Subscription business revenue has grown by 437% in under a decade, according to a survey by Zuora. The subscription business revenue is estimated to grow at a CAGR of 68%, during the forecast period 2019-2025, according to a report by WiseGuy Research Consultants.

And Zuora is not a lone wolf in subscription services. 

Recharge serves 15,000 merchants and enables subscriptions for 35 million customers. Last year, the company saw 91% growth in merchant subscribers and revenue growth of 136%. During its series B funding, it raised $227 million. The startup is now valued at $2.1 billion.

Meanwhile, other companies are tapping into the game without subscription being their primary definer. Stripe, PayPal and Square, as examples, offer subscription payments as an option on their payments menu, in addition to other things.

Products like Zuora’s unified monetization solution could appeal to new types of merchants — the ones that rely heavily on their one-time purchases, but could potentially be interested in adopting subscription services to gain a new revenue stream. 

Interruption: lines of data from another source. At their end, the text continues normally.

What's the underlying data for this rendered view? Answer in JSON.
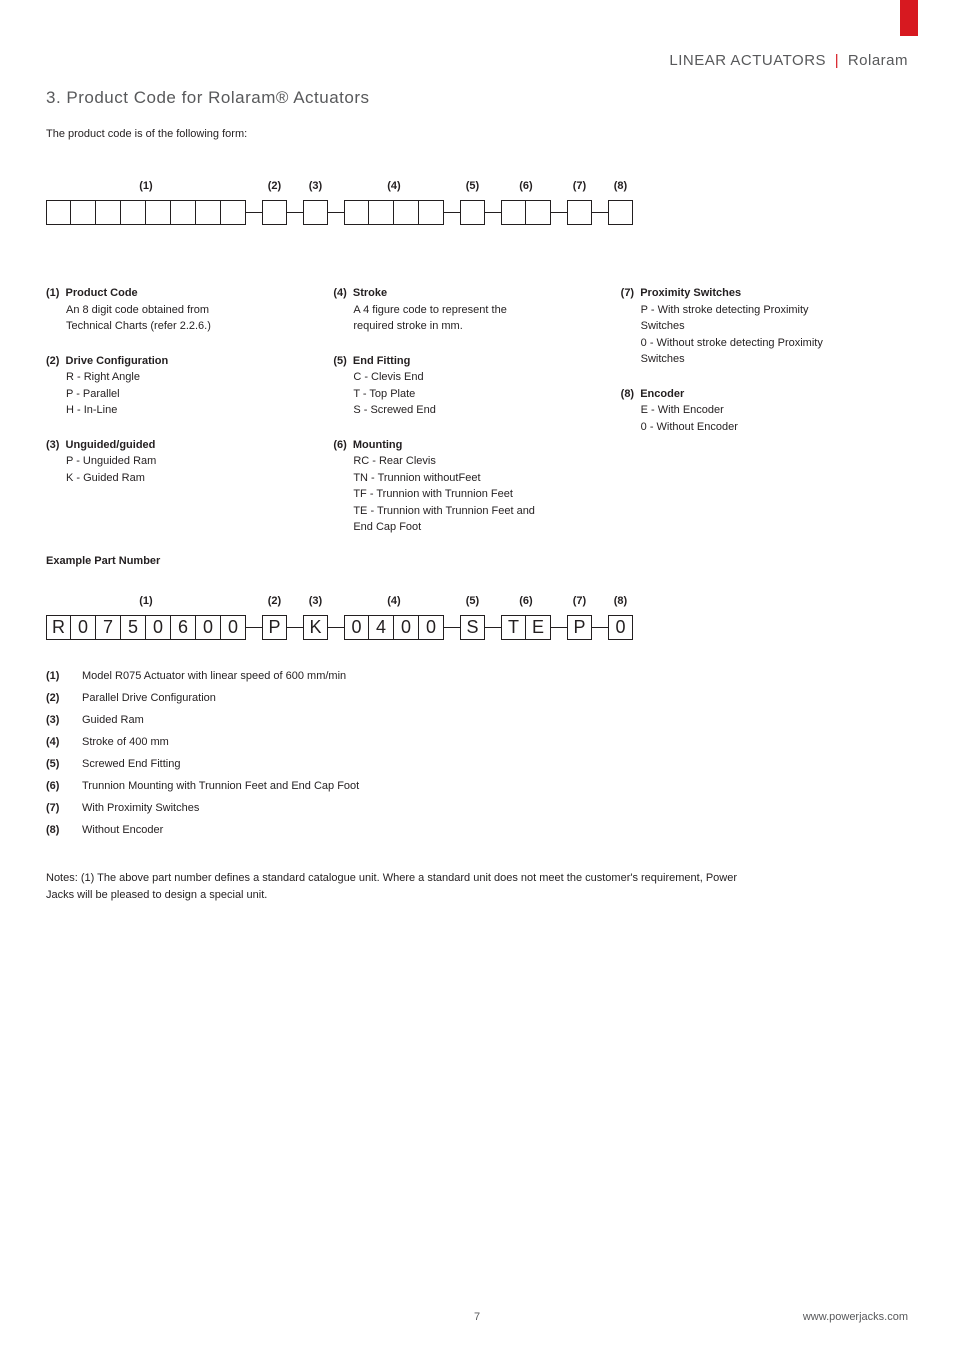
{
  "header": {
    "category": "LINEAR ACTUATORS",
    "product": "Rolaram"
  },
  "section_title": "3. Product Code for Rolaram® Actuators",
  "intro": "The product code is of the following form:",
  "template": {
    "groups": [
      {
        "label": "(1)",
        "boxes": 8
      },
      {
        "label": "(2)",
        "boxes": 1
      },
      {
        "label": "(3)",
        "boxes": 1
      },
      {
        "label": "(4)",
        "boxes": 4
      },
      {
        "label": "(5)",
        "boxes": 1
      },
      {
        "label": "(6)",
        "boxes": 2
      },
      {
        "label": "(7)",
        "boxes": 1
      },
      {
        "label": "(8)",
        "boxes": 1
      }
    ]
  },
  "legend": {
    "col1": [
      {
        "num": "(1)",
        "title": "Product Code",
        "lines": [
          "An 8 digit code obtained from",
          "Technical Charts (refer 2.2.6.)"
        ]
      },
      {
        "num": "(2)",
        "title": "Drive Configuration",
        "lines": [
          "R - Right Angle",
          "P - Parallel",
          "H - In-Line"
        ]
      },
      {
        "num": "(3)",
        "title": "Unguided/guided",
        "lines": [
          "P - Unguided Ram",
          "K - Guided Ram"
        ]
      }
    ],
    "col2": [
      {
        "num": "(4)",
        "title": "Stroke",
        "lines": [
          "A 4 figure code to represent the",
          "required stroke in mm."
        ]
      },
      {
        "num": "(5)",
        "title": "End Fitting",
        "lines": [
          "C - Clevis End",
          "T - Top Plate",
          "S - Screwed End"
        ]
      },
      {
        "num": "(6)",
        "title": "Mounting",
        "lines": [
          "RC  - Rear Clevis",
          "TN  - Trunnion withoutFeet",
          "TF  - Trunnion with Trunnion Feet",
          "TE  - Trunnion with Trunnion Feet  and",
          "End Cap Foot"
        ]
      }
    ],
    "col3": [
      {
        "num": "(7)",
        "title": "Proximity Switches",
        "lines": [
          "P - With stroke detecting Proximity",
          "Switches",
          "0 - Without stroke detecting Proximity",
          "Switches"
        ]
      },
      {
        "num": "(8)",
        "title": "Encoder",
        "lines": [
          "E - With Encoder",
          "0 - Without Encoder"
        ]
      }
    ]
  },
  "example_title": "Example Part Number",
  "example": {
    "groups": [
      {
        "label": "(1)",
        "chars": [
          "R",
          "0",
          "7",
          "5",
          "0",
          "6",
          "0",
          "0"
        ]
      },
      {
        "label": "(2)",
        "chars": [
          "P"
        ]
      },
      {
        "label": "(3)",
        "chars": [
          "K"
        ]
      },
      {
        "label": "(4)",
        "chars": [
          "0",
          "4",
          "0",
          "0"
        ]
      },
      {
        "label": "(5)",
        "chars": [
          "S"
        ]
      },
      {
        "label": "(6)",
        "chars": [
          "T",
          "E"
        ]
      },
      {
        "label": "(7)",
        "chars": [
          "P"
        ]
      },
      {
        "label": "(8)",
        "chars": [
          "0"
        ]
      }
    ]
  },
  "example_legend": [
    {
      "num": "(1)",
      "text": "Model R075 Actuator with linear speed of 600 mm/min"
    },
    {
      "num": "(2)",
      "text": "Parallel Drive Configuration"
    },
    {
      "num": "(3)",
      "text": "Guided Ram"
    },
    {
      "num": "(4)",
      "text": "Stroke of 400 mm"
    },
    {
      "num": "(5)",
      "text": "Screwed End Fitting"
    },
    {
      "num": "(6)",
      "text": "Trunnion Mounting with Trunnion Feet and End Cap Foot"
    },
    {
      "num": "(7)",
      "text": "With Proximity Switches"
    },
    {
      "num": "(8)",
      "text": "Without Encoder"
    }
  ],
  "notes": "Notes: (1)  The above part number defines a standard catalogue unit. Where a standard unit does not meet the customer's requirement, Power Jacks will be pleased to design a special unit.",
  "footer": {
    "page": "7",
    "url": "www.powerjacks.com"
  },
  "colors": {
    "red": "#d71920",
    "text": "#231f20",
    "grey": "#58595b"
  }
}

“Now, product-centric organizations can protect the infrastructure investments they’ve already made and use these products as a conduit for new services,”  said Sri Srinivasan, Zuora’s chief product and engineering officer. “Subscription natives can also expand their services to enhance their ongoing customer relationships, such as with hardware or professional services options.”

What’s next for Zuora

On May 25, Zuora acquired the property assets of Live Objects, a platform that helps companies understand complicated business processes through the use of AI.

According to Srinivasan, the acquisition is part of the company’s future plan to leverage AI to improve and customize services to fit different companies’ unique needs.

Zuora also has goals to improve its central platform to make it more scalable and malleable — specifically for companies just dipping into the subscription services.